Expanding a bit below in response to your first sentence for some transparency into the way we think about changes to conjure:

the only real upside I see is that it would somewhat simplify the implementation for the check in the YAML -> IR step, but I don't think that's a huge deal.

The primary upside isn't so much the implementation -- I'm not worried about implementation complexity here -- but rather the complexity that conjure exposes to users. Currently, the package component is simply a prefix to the name field, where disallowing cycles would force developers understand more complex semantics. Conjure is meant to allow folks to quickly and safely build APIs without worrying about details of the rpc system, so there's tremendous value in keeping it as simple as possible.
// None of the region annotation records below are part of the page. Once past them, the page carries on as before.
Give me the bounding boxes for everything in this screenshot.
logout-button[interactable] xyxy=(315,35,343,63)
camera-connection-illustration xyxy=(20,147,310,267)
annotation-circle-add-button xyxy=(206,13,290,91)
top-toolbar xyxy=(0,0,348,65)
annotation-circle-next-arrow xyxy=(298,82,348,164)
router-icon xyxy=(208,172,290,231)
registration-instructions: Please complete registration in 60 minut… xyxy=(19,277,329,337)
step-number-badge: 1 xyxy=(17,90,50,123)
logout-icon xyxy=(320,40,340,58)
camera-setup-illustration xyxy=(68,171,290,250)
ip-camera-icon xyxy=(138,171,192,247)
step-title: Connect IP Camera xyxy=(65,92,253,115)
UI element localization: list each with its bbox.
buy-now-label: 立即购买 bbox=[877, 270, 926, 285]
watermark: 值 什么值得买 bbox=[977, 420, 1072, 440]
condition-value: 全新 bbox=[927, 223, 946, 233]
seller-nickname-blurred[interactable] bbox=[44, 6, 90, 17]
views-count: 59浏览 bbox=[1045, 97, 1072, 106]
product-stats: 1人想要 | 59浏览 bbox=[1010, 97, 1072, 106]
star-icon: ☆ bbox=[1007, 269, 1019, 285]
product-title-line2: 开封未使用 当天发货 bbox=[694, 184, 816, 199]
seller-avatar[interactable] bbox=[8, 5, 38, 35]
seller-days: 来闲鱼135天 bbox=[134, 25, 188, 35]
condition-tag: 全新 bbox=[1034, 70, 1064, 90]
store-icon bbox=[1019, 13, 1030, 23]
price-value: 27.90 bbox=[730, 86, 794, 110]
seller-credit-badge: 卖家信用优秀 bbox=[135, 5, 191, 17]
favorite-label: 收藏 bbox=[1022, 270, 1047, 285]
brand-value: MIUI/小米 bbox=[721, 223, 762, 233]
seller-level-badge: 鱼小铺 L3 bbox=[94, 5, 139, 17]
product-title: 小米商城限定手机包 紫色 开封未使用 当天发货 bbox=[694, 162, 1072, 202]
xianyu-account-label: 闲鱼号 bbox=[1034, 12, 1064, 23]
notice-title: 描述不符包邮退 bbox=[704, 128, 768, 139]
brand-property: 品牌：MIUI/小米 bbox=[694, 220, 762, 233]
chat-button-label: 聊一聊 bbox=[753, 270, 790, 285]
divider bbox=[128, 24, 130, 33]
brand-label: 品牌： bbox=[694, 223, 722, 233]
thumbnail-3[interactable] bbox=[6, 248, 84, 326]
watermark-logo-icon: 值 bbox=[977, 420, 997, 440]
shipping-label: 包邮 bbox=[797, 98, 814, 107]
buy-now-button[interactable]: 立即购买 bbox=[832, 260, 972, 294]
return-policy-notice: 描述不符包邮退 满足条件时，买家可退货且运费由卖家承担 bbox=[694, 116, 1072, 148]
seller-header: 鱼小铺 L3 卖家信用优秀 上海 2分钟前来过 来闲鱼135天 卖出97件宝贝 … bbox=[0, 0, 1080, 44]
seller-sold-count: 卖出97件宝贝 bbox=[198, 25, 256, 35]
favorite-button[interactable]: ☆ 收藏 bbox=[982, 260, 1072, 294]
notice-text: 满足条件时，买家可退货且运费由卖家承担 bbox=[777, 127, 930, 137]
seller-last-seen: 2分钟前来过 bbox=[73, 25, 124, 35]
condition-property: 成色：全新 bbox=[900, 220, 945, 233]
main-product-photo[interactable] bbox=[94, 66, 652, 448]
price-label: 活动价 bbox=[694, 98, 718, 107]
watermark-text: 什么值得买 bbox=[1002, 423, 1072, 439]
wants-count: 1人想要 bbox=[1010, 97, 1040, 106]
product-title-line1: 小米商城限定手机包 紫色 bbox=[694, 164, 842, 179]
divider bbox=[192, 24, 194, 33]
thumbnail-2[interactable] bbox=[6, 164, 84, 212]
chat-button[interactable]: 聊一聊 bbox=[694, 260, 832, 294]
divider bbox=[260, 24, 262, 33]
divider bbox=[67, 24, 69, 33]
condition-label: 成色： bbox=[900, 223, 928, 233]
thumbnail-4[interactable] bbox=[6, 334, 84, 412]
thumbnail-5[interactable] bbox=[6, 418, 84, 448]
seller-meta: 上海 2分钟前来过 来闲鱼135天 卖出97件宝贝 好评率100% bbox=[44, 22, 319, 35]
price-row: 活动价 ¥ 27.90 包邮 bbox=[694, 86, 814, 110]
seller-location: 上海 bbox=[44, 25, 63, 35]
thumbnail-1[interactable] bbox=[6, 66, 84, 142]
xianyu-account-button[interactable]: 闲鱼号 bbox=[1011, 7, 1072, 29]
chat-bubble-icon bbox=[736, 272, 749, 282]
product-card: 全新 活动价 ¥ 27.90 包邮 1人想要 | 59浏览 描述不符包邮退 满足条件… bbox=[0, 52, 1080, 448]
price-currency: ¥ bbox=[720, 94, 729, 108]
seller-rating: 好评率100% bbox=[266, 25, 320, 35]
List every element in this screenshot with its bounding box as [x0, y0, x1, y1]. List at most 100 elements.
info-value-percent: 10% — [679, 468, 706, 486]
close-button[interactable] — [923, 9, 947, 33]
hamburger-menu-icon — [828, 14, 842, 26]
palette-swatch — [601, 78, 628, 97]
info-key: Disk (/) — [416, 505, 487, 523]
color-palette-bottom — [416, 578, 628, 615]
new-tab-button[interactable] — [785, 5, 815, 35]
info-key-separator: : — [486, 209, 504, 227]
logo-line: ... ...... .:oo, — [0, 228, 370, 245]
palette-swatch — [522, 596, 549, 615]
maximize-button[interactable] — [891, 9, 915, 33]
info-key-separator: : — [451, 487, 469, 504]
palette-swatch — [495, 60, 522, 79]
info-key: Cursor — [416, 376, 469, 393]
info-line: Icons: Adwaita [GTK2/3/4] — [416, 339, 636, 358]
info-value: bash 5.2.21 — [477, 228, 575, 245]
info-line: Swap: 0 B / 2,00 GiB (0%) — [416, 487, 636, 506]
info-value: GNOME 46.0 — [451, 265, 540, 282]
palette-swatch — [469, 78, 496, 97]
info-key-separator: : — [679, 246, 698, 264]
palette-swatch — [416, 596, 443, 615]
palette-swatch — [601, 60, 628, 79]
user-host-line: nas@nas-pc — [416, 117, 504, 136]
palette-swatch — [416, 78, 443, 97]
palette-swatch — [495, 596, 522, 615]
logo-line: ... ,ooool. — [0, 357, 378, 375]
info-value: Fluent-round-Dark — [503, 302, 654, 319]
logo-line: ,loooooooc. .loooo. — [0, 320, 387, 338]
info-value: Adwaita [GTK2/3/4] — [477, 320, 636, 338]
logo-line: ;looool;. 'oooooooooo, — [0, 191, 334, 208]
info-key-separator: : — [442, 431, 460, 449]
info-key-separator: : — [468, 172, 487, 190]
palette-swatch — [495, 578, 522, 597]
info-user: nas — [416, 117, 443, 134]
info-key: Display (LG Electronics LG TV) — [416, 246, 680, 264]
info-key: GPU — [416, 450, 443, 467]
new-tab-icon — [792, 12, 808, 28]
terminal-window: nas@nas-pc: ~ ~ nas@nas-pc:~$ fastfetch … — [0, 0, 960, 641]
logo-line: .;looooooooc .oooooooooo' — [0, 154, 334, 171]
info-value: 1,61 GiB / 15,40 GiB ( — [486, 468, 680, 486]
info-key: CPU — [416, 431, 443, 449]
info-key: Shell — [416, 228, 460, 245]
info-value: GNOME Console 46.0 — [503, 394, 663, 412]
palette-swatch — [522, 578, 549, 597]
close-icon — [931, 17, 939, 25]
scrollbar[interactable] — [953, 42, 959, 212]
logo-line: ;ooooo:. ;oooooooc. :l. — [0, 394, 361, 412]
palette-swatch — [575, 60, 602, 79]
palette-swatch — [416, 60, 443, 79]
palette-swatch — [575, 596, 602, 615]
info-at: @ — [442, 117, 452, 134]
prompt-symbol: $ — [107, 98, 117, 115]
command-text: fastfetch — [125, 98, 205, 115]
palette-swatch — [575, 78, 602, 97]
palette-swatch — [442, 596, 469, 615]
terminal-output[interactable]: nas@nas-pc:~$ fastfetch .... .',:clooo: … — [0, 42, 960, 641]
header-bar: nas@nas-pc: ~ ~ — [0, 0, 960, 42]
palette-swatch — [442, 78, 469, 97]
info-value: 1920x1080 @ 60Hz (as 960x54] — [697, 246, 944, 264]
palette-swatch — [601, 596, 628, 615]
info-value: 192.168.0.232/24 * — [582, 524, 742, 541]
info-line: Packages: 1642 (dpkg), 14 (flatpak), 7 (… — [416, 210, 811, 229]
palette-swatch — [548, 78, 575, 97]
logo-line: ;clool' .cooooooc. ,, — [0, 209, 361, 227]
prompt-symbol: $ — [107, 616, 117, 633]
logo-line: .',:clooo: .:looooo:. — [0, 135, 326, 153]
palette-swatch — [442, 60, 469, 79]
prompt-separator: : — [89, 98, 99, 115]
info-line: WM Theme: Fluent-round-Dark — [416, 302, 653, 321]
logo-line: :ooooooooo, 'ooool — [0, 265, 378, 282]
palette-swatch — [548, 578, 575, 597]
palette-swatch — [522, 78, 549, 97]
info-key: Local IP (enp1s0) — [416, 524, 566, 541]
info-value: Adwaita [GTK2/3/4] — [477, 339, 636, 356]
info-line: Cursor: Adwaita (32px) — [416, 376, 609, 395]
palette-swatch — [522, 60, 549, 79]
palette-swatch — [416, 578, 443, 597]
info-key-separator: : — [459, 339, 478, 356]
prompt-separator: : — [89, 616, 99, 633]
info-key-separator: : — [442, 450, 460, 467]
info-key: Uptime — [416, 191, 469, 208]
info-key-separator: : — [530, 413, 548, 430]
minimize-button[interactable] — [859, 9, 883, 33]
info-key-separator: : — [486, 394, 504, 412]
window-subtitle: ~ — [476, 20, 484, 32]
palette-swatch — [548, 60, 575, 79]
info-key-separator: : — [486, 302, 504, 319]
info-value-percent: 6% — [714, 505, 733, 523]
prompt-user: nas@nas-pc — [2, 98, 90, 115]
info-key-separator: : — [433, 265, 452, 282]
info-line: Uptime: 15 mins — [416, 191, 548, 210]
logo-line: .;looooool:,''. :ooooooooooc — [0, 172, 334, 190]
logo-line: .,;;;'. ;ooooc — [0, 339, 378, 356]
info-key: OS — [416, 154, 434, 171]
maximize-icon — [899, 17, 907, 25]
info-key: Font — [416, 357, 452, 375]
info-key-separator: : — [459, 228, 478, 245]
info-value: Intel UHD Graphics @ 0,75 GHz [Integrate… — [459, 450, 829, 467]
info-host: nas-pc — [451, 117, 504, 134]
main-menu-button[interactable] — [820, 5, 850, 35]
I think this aligns with the removal of the package concept from our definition language, however as you describe, that would be a frictionful change, and lower priority than our ongoing work.

nmiyake commented 1 year ago

Updated proposal: clarify/codify that the "package" value exists only for namespacing/disambiguation, and that the Conjure must not use the package to distinguish any semantic meaning for things like access control

Currently, all Conjure types must have a "package" and "name", and the "(package, name)" pair is treated as the fully qualified identifier and must be unique within a single Conjure IR (including an IR generated from multiple Conjure definitions).

The Conjure language requires that the "package" field must not be used by Conjure in any way that modifies the semantic behavior -- for example, the "package" value cannot be used to enforce any level of visibility/access control (such as private types that are only visible/accessible by other types in the same package).

As a practical consequence of the above, a Conjure definition that replaces all "package" values with the same value and changes the "name" value to be some transformed form of "package + name" should always be semantically equivalent.

Taken above, this provides a way for language-specific generators to avoid issues with import cycles -- at the extreme, a generator can always generate a unique identifier based on (package, name) and generate the result into a single namespace (package, root context, etc.), which would avoid cycles while ensuring that there are no semantic breaks.